December 24, 1989
Ernest "Dutch" Morial, the first black mayor of New Orleans, Louisiana, died of an apparent heart attack in New Orleans at the age of sixty.
Morial was born in New Orleans on October 9, 1929. In 1954, he became the first black law school graduate of Louisiana State University. His public service career began in 1960 when he was elected president of the NAACP chapter in New Orleans. Working with fellow civil rights activist A. P. Tureard, he filed lawsuits against the city over segregation in public facilities and institutions.
In 1965, Morial became the first black assistant U.S. Attorney in Louisiana. Two years later, he became the first black legislator since the Reconstruction era. He served as a member of the State House of Representatives from 1967 to 1970, then became the first black ever elected to Louisiana's 4th Circuit Court of Appeals in 1973.

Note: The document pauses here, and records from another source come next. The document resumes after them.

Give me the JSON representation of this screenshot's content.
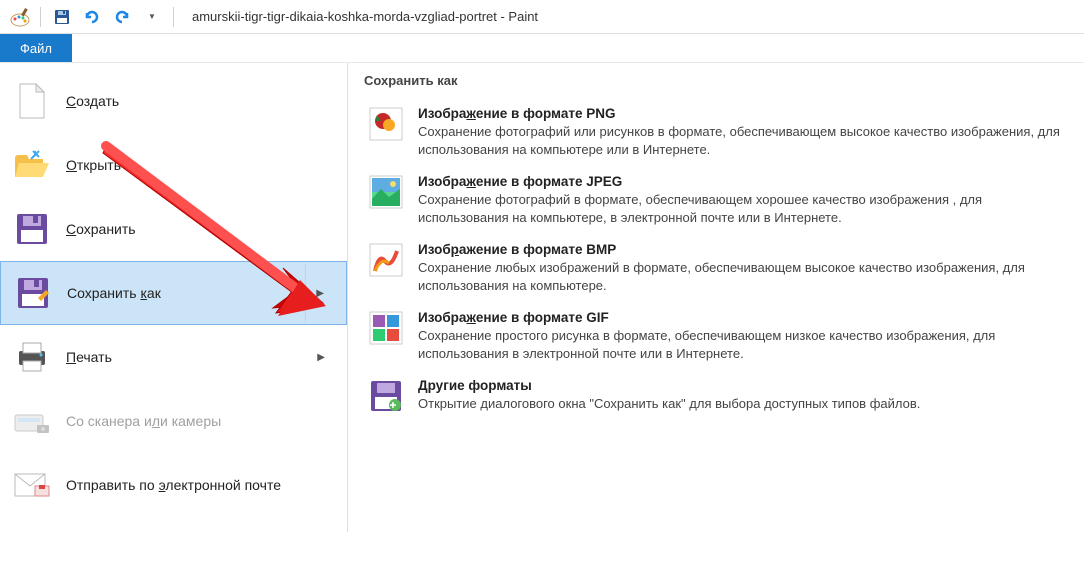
{
  "titlebar": {
    "title": "amurskii-tigr-tigr-dikaia-koshka-morda-vzgliad-portret - Paint"
  },
  "tabs": {
    "file": "Файл"
  },
  "menu": {
    "new": "Создать",
    "open": "Открыть",
    "save": "Сохранить",
    "save_as": "Сохранить как",
    "print": "Печать",
    "scanner": "Со сканера или камеры",
    "email": "Отправить по электронной почте"
  },
  "panel": {
    "title": "Сохранить как",
    "png_title": "Изображение в формате PNG",
    "png_desc": "Сохранение фотографий или рисунков в формате, обеспечивающем высокое качество изображения, для использования на компьютере или в Интернете.",
    "jpeg_title": "Изображение в формате JPEG",
    "jpeg_desc": "Сохранение фотографий в формате, обеспечивающем хорошее качество изображения , для использования на компьютере, в электронной почте или в Интернете.",
    "bmp_title": "Изображение в формате BMP",
    "bmp_desc": "Сохранение любых изображений в формате, обеспечивающем высокое качество изображения, для использования на компьютере.",
    "gif_title": "Изображение в формате GIF",
    "gif_desc": "Сохранение простого рисунка в формате, обеспечивающем низкое качество изображения, для использования в электронной почте или в Интернете.",
    "other_title": "Другие форматы",
    "other_desc": "Открытие диалогового окна \"Сохранить как\" для выбора доступных типов файлов."
  }
}
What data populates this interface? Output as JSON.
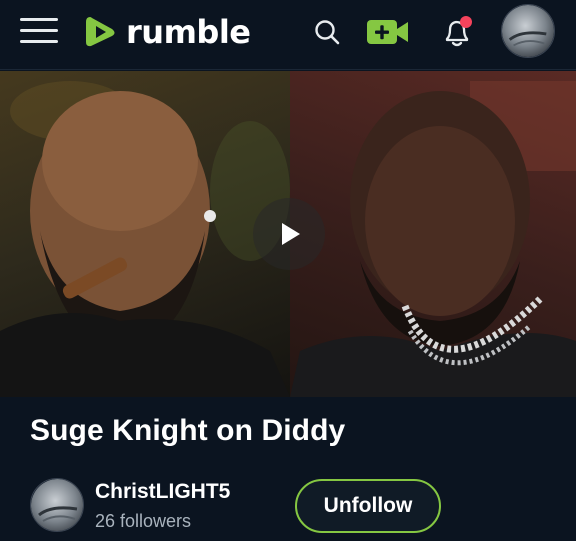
{
  "header": {
    "brand": "rumble",
    "brand_color": "#85c742",
    "icons": [
      "menu-icon",
      "rumble-logo-icon",
      "search-icon",
      "upload-video-icon",
      "notification-bell-icon",
      "avatar"
    ],
    "notification_dot_color": "#f5435c"
  },
  "video": {
    "title": "Suge Knight on Diddy",
    "play_icon": "play-icon"
  },
  "channel": {
    "name": "ChristLIGHT5",
    "followers": "26 followers",
    "follow_button_label": "Unfollow",
    "follow_button_border_color": "#85c742"
  }
}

In 1977, on the strength of a huge black vote, Morial became the first black mayor of New Orleans. As mayor for two terms (a total of eight years), he had to deal with destructive floods in 1978, a police strike that crippled the city's annual Mardi Gras festival in 1979, and a financially troubled world exposition in 1984. Morial left office in 1986 following an unsuccessful attempt to change the city charter to allow the mayor to serve a third four-year term.
On the national scene, Morial had served as president of the National Conference of Mayors, a member of the Democratic National Committee (DNC), and one of the key black advisors to the Democratic presidential candidate Michael Dukakis in 1988.